[EMAIL PROTECTED] wrote:

I believe I understand, but only from the very highest altitudes. It seems
to me that there might be many places where it could be an issue, or that
it could just as easily not be. I haven't seen any of the pollserver code
or anything to suggest how it does what it does. (Is it that pollserver
requires everything to be able to do its own thing at any point in time,
or is it just that running everything sequentially for each connection
will slow things down? If it's just as fast as forkserver should that
happen, I could probably live with that, but if its actually prone to
breaking, then it's not for me.

If you ever do get some good documentation together on pollserver and/or
async programming, please announce it. Thanks.

We've been running qpsmtpd-async on 7 servers with upwards of 5M emails per day each for about 6 months, and it's quite stable. Most of these are 4-5 year old Sparc Solaris boxes. (Finally got a recent enough Linux to try it on - it was momentarily handling sustained test loads in excess of 1000 emails/second). It's not in production on real email yet - that's largely because our filter installation requires a lot more than just spam filtering engines.

I've not had to dig very deep into async programming at all, despite having had to at least tweak (or write from scratch) ALL of the plugins we use.
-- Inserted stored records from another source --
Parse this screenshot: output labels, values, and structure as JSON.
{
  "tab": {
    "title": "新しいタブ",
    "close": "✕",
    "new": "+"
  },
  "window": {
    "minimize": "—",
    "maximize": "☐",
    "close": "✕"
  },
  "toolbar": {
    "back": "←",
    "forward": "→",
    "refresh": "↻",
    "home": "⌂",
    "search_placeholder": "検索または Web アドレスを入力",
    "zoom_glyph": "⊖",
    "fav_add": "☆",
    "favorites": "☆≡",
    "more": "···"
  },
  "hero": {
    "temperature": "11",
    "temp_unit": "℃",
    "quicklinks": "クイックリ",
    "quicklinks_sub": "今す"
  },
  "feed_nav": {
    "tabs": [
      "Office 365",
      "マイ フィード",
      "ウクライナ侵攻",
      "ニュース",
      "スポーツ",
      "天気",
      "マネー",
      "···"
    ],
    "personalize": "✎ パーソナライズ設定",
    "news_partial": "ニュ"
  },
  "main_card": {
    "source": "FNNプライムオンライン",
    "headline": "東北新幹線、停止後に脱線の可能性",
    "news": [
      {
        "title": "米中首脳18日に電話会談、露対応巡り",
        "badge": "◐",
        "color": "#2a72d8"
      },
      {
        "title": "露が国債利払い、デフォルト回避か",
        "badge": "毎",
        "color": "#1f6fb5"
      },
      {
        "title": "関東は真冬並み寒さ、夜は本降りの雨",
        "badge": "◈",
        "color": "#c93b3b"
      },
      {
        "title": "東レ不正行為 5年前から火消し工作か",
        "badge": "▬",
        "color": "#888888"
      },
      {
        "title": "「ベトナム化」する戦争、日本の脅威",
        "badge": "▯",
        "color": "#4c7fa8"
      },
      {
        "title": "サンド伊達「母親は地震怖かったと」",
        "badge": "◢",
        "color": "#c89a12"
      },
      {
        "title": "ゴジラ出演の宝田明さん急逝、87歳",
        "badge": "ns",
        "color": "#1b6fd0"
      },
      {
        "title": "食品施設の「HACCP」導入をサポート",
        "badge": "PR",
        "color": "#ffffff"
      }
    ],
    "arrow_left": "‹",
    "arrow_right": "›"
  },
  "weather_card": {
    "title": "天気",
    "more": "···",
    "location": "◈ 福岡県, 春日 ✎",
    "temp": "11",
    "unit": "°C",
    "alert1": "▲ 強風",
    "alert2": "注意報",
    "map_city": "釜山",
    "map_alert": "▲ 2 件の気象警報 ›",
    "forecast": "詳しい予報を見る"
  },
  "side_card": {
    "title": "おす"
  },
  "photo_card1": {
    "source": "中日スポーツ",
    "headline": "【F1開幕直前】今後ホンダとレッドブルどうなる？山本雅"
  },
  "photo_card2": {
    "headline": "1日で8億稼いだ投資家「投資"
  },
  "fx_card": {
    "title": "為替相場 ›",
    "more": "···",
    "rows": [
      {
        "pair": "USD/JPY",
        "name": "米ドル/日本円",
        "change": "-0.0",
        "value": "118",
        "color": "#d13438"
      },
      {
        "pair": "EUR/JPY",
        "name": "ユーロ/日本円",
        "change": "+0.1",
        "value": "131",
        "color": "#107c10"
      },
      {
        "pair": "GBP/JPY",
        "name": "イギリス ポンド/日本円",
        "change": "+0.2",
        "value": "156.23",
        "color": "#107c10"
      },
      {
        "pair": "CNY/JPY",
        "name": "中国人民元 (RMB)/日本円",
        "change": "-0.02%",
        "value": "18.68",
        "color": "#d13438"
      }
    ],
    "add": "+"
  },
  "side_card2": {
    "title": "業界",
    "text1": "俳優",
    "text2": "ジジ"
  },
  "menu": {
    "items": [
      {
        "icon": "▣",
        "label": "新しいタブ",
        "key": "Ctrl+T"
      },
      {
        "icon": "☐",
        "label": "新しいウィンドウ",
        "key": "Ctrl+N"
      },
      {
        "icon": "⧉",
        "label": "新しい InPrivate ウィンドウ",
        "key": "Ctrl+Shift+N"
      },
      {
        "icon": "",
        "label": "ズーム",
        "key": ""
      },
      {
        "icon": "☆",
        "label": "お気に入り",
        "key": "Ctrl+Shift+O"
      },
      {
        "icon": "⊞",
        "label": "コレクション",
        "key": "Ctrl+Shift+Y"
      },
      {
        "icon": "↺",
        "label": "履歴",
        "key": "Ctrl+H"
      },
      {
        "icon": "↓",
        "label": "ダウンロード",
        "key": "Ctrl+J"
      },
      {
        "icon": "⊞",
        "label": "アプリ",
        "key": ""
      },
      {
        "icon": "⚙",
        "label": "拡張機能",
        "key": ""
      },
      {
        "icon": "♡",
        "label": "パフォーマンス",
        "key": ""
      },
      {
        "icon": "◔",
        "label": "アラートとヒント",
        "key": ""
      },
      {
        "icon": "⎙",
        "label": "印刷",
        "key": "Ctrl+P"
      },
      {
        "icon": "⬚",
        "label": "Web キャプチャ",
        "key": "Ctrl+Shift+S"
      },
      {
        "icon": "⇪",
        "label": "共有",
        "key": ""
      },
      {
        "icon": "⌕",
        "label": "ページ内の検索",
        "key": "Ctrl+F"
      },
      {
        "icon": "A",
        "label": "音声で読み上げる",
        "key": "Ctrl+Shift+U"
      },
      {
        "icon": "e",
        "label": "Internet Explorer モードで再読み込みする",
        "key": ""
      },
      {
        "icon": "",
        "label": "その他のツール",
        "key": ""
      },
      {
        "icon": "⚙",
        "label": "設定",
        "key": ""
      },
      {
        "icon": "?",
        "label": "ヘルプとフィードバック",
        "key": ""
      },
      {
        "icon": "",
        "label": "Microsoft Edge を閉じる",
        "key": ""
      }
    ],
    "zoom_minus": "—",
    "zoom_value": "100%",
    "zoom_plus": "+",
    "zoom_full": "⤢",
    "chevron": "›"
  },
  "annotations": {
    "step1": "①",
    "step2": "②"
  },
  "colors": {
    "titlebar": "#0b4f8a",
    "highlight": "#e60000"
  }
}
We'll probably go into production with few async-specific plugins (tweaked async DNSBL and TLS plugins). ClamAV and SpamD aren't, and it doesn't look like we _need_ the forwarder to be async either.

I'd use the qpsmtpd async forwarder plugin, but the outbounds of the thing needs to do failover, and I've not studied the async plugin enough yet.

We've had to tweak almost all plugins for "common" reason/plugin scheduling/uniform rejection modes/logging/quarantining techniques, as well have a more-or-less equivalent filter tuning regime as our pre-existing (non-qpsmtpd) filters.